Troops, Taliban battle for insurgent base

Pakistani soldiers engaged in fierce street fighting Wednesday as they pushed into a major Taliban base in the insurgents' South Waziristan stronghold, the military said.

The army launched an offensive Oct. 17 aimed at rooting out Pakistani Taliban insurgents from the lawless ethnic Pashtun region along the Afghan border. Fighting has intensified in recent days since security forces zeroed in on three main insurgent bases -- Sararogha, Makeen and Ladha -- in their three-pronged offensive.

Soldiers have captured a "major part" of Sararogha and stormed into Ladha, the military said, where the intense street combat was taking place Wednesday.

South Waziristan's rugged landscape of barren mountains and hidden ravines has become a global center of Islamist militancy, and many foreign al-Qaeda fighters are thought to be based there, along with thousands of Pakistani insurgents.

-- Associated Press

BURMA

U.S. official meets generals, Suu Kyi

The highest-ranking U.S. diplomat to visit Burma in 14 years offered the possibility of improved relations Wednesday if its military regime moves toward democracy, putting into action the Obama administration's new policy of engagement with the isolated country.

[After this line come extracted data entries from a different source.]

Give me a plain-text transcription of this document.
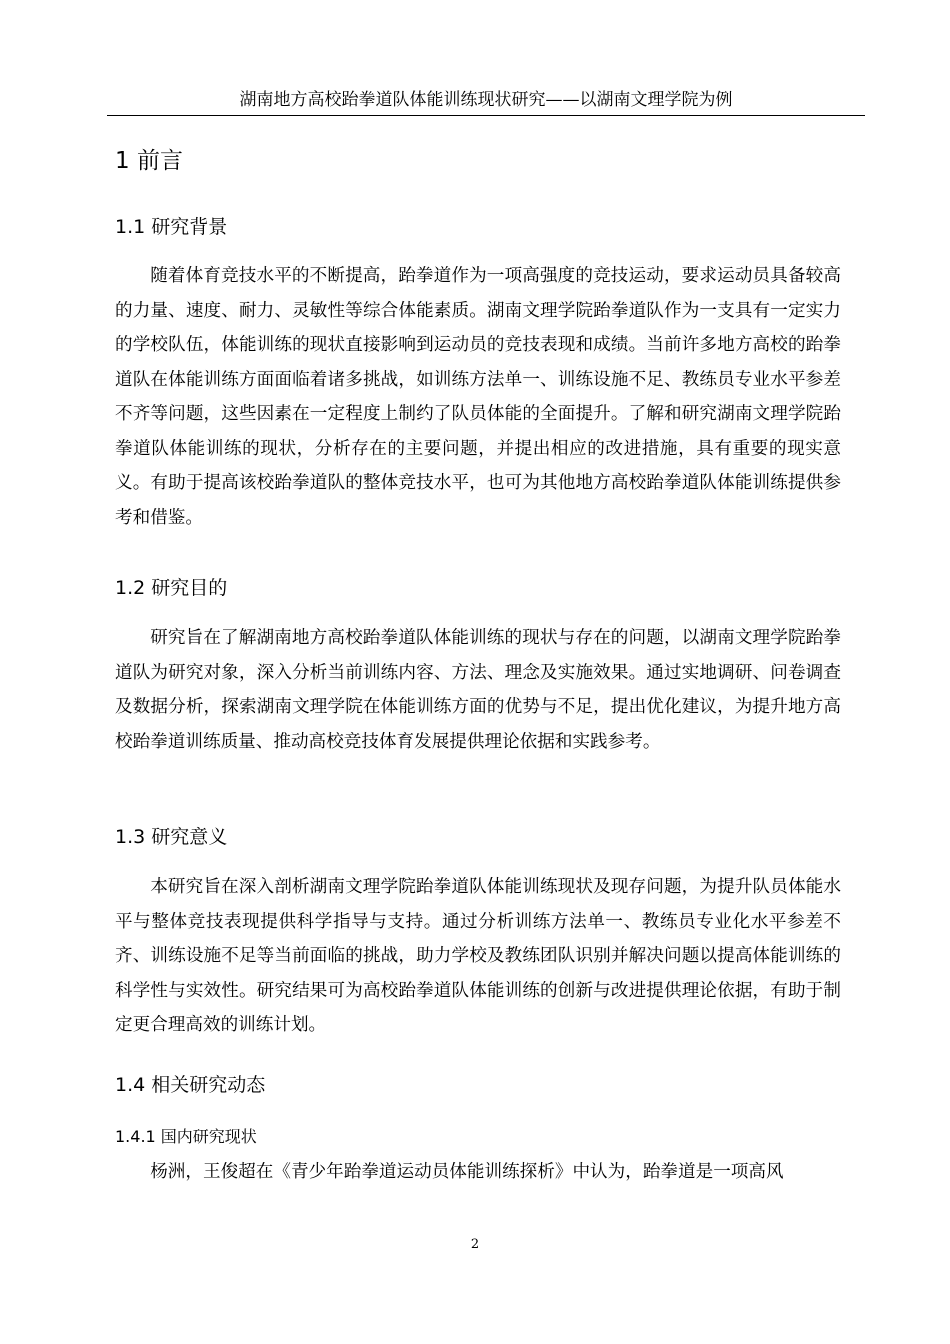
湖南地方高校跆拳道队体能训练现状研究——以湖南文理学院为例
1 前言
1.1 研究背景

随着体育竞技水平的不断提高，跆拳道作为一项高强度的竞技运动，要求运动员具备较高的力量、速度、耐力、灵敏性等综合体能素质。湖南文理学院跆拳道队作为一支具有一定实力的学校队伍，体能训练的现状直接影响到运动员的竞技表现和成绩。当前许多地方高校的跆拳道队在体能训练方面面临着诸多挑战，如训练方法单一、训练设施不足、教练员专业水平参差不齐等问题，这些因素在一定程度上制约了队员体能的全面提升。了解和研究湖南文理学院跆拳道队体能训练的现状，分析存在的主要问题，并提出相应的改进措施，具有重要的现实意义。有助于提高该校跆拳道队的整体竞技水平，也可为其他地方高校跆拳道队体能训练提供参考和借鉴。

1.2 研究目的

研究旨在了解湖南地方高校跆拳道队体能训练的现状与存在的问题，以湖南文理学院跆拳道队为研究对象，深入分析当前训练内容、方法、理念及实施效果。通过实地调研、问卷调查及数据分析，探索湖南文理学院在体能训练方面的优势与不足，提出优化建议，为提升地方高校跆拳道训练质量、推动高校竞技体育发展提供理论依据和实践参考。

1.3 研究意义

本研究旨在深入剖析湖南文理学院跆拳道队体能训练现状及现存问题，为提升队员体能水平与整体竞技表现提供科学指导与支持。通过分析训练方法单一、教练员专业化水平参差不齐、训练设施不足等当前面临的挑战，助力学校及教练团队识别并解决问题以提高体能训练的科学性与实效性。研究结果可为高校跆拳道队体能训练的创新与改进提供理论依据，有助于制定更合理高效的训练计划。

1.4 相关研究动态
1.4.1 国内研究现状

杨洲，王俊超在《青少年跆拳道运动员体能训练探析》中认为，跆拳道是一项高风

2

Assistant Secretary of State Kurt M. Campbell spoke after talks with the ruling generals and after a rare meeting with opposition leader Aung San Suu Kyi, a Nobel Peace Prize laureate who has been under house arrest for most of the past two decades.

Campbell greeted Suu Kyi with a handshake after she was driven to his lakeside hotel in Rangoon, where they met privately for two hours, U.S. Embassy spokesman Richard Mei said.